EU launches Antitrust case against Google - The Google antitrust lawsuit 2021 begins!

EU launches Antitrust case against Google - The Google antitrust lawsuit 2021 begins!

The antitrust case against Google antitrust lawsuit 2021

Today The European Union announced it has launched an antitrust case against Google. It has initiated wide-ranging antitrust investigations against Google on Tuesday over concerns that it is forcing out rivals in the lucrative online advertising market.
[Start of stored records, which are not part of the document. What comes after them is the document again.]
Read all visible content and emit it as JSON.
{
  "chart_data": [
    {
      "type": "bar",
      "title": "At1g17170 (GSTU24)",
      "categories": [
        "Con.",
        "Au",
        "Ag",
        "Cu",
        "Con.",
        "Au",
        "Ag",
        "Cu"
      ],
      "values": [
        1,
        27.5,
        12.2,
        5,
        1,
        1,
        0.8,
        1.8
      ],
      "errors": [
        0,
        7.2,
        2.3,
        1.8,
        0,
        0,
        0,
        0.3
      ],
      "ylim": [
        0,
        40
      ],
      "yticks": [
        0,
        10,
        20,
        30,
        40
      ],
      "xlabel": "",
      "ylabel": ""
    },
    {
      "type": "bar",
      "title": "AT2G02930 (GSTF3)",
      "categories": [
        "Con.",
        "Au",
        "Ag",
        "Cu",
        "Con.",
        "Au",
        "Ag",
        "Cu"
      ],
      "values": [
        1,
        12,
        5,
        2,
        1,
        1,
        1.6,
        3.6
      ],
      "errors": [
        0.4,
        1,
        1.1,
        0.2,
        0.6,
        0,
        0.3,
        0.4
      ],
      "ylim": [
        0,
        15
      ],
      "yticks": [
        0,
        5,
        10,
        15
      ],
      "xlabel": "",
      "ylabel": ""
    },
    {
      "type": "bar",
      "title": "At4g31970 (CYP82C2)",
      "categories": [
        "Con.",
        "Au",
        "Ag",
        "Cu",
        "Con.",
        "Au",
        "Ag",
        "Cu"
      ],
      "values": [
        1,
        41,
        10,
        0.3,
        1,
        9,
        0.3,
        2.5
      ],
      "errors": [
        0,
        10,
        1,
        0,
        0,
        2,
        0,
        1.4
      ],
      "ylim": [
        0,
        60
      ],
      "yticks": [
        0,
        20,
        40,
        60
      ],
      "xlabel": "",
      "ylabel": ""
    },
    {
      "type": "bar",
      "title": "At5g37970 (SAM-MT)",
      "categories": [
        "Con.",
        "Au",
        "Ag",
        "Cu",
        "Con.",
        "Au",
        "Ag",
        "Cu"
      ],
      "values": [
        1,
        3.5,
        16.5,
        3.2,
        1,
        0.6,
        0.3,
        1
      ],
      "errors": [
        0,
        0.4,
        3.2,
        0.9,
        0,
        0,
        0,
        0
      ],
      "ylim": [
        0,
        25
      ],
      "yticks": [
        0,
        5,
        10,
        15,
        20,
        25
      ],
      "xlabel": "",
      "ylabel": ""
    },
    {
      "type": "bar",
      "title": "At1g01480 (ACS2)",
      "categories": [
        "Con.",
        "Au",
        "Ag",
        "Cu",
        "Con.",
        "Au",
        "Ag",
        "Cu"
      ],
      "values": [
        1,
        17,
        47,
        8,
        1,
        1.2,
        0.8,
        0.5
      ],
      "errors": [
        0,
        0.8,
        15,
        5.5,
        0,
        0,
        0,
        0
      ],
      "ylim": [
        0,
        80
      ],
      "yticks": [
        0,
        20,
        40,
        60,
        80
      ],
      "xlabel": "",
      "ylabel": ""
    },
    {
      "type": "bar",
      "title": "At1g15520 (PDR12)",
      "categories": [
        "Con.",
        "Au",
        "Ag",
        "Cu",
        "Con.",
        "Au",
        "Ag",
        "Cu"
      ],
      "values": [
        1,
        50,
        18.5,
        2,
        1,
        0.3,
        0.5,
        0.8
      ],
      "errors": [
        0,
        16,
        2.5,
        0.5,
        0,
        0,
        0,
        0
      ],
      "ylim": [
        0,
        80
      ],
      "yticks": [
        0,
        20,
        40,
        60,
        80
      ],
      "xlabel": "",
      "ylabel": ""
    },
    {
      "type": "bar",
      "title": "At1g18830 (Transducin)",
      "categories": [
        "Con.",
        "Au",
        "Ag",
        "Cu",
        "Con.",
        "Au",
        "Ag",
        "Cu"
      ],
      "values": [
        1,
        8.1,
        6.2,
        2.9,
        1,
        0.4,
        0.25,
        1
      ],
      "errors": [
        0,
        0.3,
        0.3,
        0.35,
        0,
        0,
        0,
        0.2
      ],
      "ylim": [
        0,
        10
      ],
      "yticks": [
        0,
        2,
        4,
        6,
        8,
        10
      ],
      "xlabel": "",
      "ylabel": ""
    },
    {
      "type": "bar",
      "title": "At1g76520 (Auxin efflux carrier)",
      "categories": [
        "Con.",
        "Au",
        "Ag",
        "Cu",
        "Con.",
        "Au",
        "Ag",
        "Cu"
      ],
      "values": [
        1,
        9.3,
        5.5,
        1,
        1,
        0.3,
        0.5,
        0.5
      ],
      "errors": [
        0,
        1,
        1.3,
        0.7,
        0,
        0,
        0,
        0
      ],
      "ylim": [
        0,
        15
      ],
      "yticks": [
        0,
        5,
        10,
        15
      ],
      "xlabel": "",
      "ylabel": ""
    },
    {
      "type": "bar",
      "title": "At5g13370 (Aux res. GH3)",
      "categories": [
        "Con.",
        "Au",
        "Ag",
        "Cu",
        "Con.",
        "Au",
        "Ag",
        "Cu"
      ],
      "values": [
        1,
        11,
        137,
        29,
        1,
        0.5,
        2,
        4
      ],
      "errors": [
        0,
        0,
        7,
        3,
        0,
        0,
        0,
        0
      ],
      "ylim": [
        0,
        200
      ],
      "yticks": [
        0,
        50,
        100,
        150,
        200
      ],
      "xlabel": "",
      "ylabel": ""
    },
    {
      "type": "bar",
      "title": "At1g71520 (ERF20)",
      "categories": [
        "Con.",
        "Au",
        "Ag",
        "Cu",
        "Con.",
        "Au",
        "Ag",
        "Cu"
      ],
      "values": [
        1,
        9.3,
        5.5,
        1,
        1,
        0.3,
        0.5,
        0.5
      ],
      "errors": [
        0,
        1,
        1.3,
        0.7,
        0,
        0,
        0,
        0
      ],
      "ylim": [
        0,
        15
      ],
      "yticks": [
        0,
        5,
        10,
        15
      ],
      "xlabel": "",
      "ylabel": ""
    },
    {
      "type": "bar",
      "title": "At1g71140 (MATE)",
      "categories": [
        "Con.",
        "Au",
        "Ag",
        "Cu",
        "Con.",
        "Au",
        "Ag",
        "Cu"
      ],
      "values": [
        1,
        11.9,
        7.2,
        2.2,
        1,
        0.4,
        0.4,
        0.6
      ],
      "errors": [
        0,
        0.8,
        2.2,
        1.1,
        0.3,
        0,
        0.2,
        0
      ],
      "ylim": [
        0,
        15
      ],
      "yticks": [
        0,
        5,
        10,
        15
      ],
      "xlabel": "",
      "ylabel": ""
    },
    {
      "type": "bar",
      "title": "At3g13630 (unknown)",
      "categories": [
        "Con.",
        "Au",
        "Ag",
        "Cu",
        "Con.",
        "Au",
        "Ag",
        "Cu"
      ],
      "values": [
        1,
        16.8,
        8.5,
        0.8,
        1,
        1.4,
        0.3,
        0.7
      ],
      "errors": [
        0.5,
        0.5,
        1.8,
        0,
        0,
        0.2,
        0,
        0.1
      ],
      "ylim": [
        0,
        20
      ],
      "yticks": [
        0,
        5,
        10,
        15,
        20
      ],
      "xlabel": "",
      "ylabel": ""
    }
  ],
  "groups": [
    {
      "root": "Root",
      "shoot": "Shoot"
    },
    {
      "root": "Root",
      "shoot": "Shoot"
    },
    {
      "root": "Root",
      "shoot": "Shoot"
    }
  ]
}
The Google antitrust lawsuit, which according to sources is designed to break the monopoly Google holds over online advertising.

Some political analysts and commentators have said these lawsuits have been driven by the deep pockets of the Murdoch group Newscorp who have been at loggerheads with Google for the last decade over advertising and copyright over the news in google search.

The investigation will “assess whether Google has violated EU competition rules by favouring its own online display advertising technology services”, a statement said.

The probe narrows in on an important slice of Google´s business model where over 80 per cent of the giant’s revenue last year came from advertising, or $147 billion (124 billion euros).

Google issued a statement regarding Google antitrust lawsuit and a spokesperson said the company

“will continue to engage constructively with the European Commission to answer their questions and demonstrate the benefits of our products to European businesses and consumers.”

Google antitrust investigation

As in France, the EU will try to determine whether Google gave preferential treatment to its own ad inventory technologies AdX and Doubleclick, but will also look at other aspects of its business.

Crucially, the probe will also look into Google’s announced plans to prohibit the placement of third party “cookies” on its Chrome browser, a move that has angered some publishers and advertisers.

Background on Google antitrust lawsuit EU

The EU competition chief Margrethe Vestager said in a statement that “We are concerned that Google has made it harder for rival online advertising services to compete” in display ad technology.

Google has a history with the EU. This is not the first time the European Union has taken on the big tech giants and earlier this year. The business was also at the heart of a recent case in France — brought by News Corp, French daily Le Figaro and Belgium’s Groupe Rossel and fined Google 220 million euros ($267 million).

The EU and the United States sue Google for anti-competitive ad practices
The antitrust case against Google – EU launches a new initiative to tackle multinational corporations

Why did the EU sue Google?

The European Commission fined Google its parent company Alphabet Inc. 2.4 billion euros ($2.7 billion) in 2017 after finding the company violated antitrust rules by allegedly abusing its dominance in search to advantage its own shopping comparison product over competitors’

What is Google antitrust issue?

Google, which controls one-third of the global advertising industry, has been accused of abusing its monopoly over the digital programmatic ads market. It uses its own exchange to win ad auctions despite higher bids by competitors and overcharged publishers for ads.

How does google control the market?

Google supplies free or pays per use ad servers to publishers, which are recommended to be used by publishers to maintain the advertising standards and market guidelines. It then places bids for its own marketplace through these ad servers and that favours google ads from googles marketplace.

What will happen to google?

It is not clear how the EU will approach this investigation but sources inside Brussels have suggested the domination of the American tech giants in the EU irks many ministers. However, from a legal perspective, the EU will push to break the company down so it can no longer monopolise publisher inventory by lowering bid rates. The proposed Digital Markets Act and Digital Services Act could force major tech companies such as Google and Apple to pay fines as high as 10% of their annual turnover should they not comply with proper anti-competitive practices.

Google in hot water in the United States

Google and its parent company have been under the proverbial gun in the United States as well. The federal government has also launched its own anti-trust investigations this year. The criticism has been extended to other major tech companies, including Facebook, Apple and Amazon.
Nine of Google’s products in search, video, mail and other areas are estimated to have over 1 billion users each, providing the company with a vast amount of user data that it can use in the advertising sphere.